Largest machine

- Who
- Large Hadron Collider
- What
- 26.6 kilometre(s)
- Where
- Switzerland (Berne,,Located on the Franco-Swiss border near Geneva, Switzerland,)
- When
- 2008
The largest machine ever built is the Large Hadron Collider (LHC). The collider consists of a circular underground tunnel with a circumference of 26.6 km (16.5 miles) and was built by the European Organization for Nuclear Research (CERN) between 1998 and 2008 at an approximated cost of 4.6 billion Swiss francs (£2.9 billion; $4.4 billion).
The LHC contains 1232 large dipole magnets, each weighing 35 tons. These create a magnetic field 200,000 times stronger than Earth’s that deflects beams of ultra-fast protons along the curvature of the tunnel. If uncoiled, its superconducting wire could wrap around the earth over 6 times.

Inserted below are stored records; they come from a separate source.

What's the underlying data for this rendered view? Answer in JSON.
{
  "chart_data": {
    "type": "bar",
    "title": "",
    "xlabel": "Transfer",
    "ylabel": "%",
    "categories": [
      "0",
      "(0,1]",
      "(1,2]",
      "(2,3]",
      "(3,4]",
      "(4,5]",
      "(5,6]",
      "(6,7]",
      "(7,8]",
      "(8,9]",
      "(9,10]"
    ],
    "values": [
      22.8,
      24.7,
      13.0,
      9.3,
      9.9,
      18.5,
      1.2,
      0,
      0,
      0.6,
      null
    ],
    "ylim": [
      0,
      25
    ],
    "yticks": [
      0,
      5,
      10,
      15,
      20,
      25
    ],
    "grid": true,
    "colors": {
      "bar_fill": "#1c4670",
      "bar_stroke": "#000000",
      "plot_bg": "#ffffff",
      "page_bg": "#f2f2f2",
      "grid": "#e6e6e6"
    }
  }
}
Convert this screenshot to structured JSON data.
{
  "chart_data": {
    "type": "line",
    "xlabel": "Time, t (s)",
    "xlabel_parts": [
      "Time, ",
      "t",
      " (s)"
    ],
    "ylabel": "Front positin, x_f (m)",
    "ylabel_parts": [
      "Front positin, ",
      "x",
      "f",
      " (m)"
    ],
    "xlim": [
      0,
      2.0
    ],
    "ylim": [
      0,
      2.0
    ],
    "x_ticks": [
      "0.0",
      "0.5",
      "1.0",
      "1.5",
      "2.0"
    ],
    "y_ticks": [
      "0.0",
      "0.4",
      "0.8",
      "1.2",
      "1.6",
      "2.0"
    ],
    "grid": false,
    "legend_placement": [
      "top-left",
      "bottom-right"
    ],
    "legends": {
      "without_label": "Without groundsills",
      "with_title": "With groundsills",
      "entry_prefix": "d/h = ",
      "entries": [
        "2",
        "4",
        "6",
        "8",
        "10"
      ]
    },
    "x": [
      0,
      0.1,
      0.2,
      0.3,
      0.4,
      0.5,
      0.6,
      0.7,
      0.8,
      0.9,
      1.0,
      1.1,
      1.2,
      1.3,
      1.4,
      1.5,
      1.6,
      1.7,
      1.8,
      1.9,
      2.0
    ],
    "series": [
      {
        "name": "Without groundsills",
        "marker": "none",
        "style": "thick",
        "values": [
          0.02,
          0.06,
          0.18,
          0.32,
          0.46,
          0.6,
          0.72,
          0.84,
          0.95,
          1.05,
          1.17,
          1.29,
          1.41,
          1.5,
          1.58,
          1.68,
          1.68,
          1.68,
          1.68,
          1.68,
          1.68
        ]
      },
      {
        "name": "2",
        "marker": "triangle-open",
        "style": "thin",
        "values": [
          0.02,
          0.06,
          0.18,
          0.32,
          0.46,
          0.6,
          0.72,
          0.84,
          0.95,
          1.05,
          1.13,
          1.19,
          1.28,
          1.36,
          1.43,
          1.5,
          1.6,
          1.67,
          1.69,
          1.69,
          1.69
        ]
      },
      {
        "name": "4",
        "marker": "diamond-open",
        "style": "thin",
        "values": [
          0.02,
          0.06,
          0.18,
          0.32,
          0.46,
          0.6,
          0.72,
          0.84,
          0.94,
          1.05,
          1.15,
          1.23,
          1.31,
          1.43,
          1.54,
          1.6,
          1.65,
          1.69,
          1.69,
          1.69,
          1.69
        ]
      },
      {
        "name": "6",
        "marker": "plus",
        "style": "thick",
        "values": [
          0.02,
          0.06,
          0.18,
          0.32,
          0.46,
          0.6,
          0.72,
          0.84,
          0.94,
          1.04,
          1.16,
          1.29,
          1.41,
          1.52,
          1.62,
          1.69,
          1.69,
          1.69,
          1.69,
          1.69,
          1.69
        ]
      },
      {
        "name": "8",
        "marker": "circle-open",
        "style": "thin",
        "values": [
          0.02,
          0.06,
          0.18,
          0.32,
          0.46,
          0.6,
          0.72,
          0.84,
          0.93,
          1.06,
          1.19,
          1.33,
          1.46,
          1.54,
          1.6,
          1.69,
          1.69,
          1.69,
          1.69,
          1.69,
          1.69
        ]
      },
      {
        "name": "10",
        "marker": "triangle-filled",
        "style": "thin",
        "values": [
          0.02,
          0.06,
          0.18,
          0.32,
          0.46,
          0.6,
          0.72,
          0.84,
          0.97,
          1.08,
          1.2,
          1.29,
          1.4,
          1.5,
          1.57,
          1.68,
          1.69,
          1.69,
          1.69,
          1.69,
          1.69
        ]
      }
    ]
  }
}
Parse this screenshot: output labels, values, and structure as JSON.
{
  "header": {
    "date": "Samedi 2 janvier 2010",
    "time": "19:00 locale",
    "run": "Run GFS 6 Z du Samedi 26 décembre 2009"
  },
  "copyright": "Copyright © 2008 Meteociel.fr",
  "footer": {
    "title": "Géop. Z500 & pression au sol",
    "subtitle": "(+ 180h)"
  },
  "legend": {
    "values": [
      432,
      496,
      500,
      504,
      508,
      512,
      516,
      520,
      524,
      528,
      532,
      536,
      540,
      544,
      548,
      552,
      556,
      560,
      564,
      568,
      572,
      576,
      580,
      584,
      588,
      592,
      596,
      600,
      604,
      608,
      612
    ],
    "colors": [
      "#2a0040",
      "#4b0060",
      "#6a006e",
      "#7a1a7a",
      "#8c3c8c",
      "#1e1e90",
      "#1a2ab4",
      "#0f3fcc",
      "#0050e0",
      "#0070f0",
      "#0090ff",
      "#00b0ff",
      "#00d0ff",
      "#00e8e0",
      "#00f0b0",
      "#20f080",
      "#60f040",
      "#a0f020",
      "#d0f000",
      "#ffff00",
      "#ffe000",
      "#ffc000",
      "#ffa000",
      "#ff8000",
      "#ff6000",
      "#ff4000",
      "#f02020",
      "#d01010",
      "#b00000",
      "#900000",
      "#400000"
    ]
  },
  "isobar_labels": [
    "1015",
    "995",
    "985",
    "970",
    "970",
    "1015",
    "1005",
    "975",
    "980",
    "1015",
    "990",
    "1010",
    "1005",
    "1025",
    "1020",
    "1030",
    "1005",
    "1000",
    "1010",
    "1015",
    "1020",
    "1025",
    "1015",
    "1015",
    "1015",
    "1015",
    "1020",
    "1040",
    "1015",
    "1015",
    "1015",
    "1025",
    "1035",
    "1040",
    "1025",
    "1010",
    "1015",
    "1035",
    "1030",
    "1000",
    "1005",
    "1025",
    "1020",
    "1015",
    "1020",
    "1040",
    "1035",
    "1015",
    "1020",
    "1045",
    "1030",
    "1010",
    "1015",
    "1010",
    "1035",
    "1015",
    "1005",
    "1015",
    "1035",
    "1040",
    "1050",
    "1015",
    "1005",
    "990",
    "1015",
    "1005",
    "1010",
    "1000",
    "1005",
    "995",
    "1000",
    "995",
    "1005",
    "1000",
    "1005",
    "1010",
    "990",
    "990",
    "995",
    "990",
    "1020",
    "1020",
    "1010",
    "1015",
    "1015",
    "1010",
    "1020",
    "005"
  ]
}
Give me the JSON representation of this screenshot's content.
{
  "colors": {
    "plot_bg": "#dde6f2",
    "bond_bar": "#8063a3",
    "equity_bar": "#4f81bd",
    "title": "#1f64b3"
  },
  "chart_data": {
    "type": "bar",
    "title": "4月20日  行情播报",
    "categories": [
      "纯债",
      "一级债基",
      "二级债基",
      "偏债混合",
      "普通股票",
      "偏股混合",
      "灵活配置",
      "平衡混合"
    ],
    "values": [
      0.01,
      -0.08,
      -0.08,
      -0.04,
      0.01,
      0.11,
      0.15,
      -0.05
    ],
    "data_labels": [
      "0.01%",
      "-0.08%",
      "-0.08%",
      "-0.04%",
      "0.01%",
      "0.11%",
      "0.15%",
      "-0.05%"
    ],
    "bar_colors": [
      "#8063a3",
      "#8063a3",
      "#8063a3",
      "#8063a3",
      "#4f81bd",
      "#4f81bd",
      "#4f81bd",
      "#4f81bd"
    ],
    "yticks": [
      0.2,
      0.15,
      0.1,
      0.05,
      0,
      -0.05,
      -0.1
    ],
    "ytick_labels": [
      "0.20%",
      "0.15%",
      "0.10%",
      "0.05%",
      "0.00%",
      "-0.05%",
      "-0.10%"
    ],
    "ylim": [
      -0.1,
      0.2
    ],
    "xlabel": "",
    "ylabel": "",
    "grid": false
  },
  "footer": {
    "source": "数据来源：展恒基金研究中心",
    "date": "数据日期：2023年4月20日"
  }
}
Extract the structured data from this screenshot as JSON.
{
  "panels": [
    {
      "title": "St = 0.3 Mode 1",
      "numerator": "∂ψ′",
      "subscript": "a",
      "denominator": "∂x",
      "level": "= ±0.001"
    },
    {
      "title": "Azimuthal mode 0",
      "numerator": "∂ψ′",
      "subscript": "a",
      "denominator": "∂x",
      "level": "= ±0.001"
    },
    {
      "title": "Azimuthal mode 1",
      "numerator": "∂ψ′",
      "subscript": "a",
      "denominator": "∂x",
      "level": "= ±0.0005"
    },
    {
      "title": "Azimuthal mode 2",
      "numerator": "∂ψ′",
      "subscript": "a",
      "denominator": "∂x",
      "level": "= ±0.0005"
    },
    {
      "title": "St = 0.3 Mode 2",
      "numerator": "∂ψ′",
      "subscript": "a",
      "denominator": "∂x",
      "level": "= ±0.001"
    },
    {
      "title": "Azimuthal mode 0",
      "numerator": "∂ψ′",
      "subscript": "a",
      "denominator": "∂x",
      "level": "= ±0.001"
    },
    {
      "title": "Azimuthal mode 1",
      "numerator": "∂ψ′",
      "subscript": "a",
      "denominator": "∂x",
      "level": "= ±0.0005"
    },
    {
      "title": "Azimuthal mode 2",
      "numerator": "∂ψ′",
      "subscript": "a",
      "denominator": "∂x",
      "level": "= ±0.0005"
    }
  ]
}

Since it switched on in 2008, the LHC has been accelerating and smashing together quadrillions of high energy protons. When these beams collide, their enormous energy is converted into many more particles, the decay traces of which can be picked up and studied at one of the collider’s seven detectors. The LHC made history in 2012 when its ATLAS detector measured traces of the final piece of the standard model, The Higg’s Boson, 44 years after it was initially predicted to exist. The standard model describes all known forces and particles in the universe, and the existence of the Higg’s Boson explains why some of these, such as electrons and quarks, have mass.
The detector is planned to stay in operation until 2030, continuing to search for answers to some of the biggest mysteries of our universe.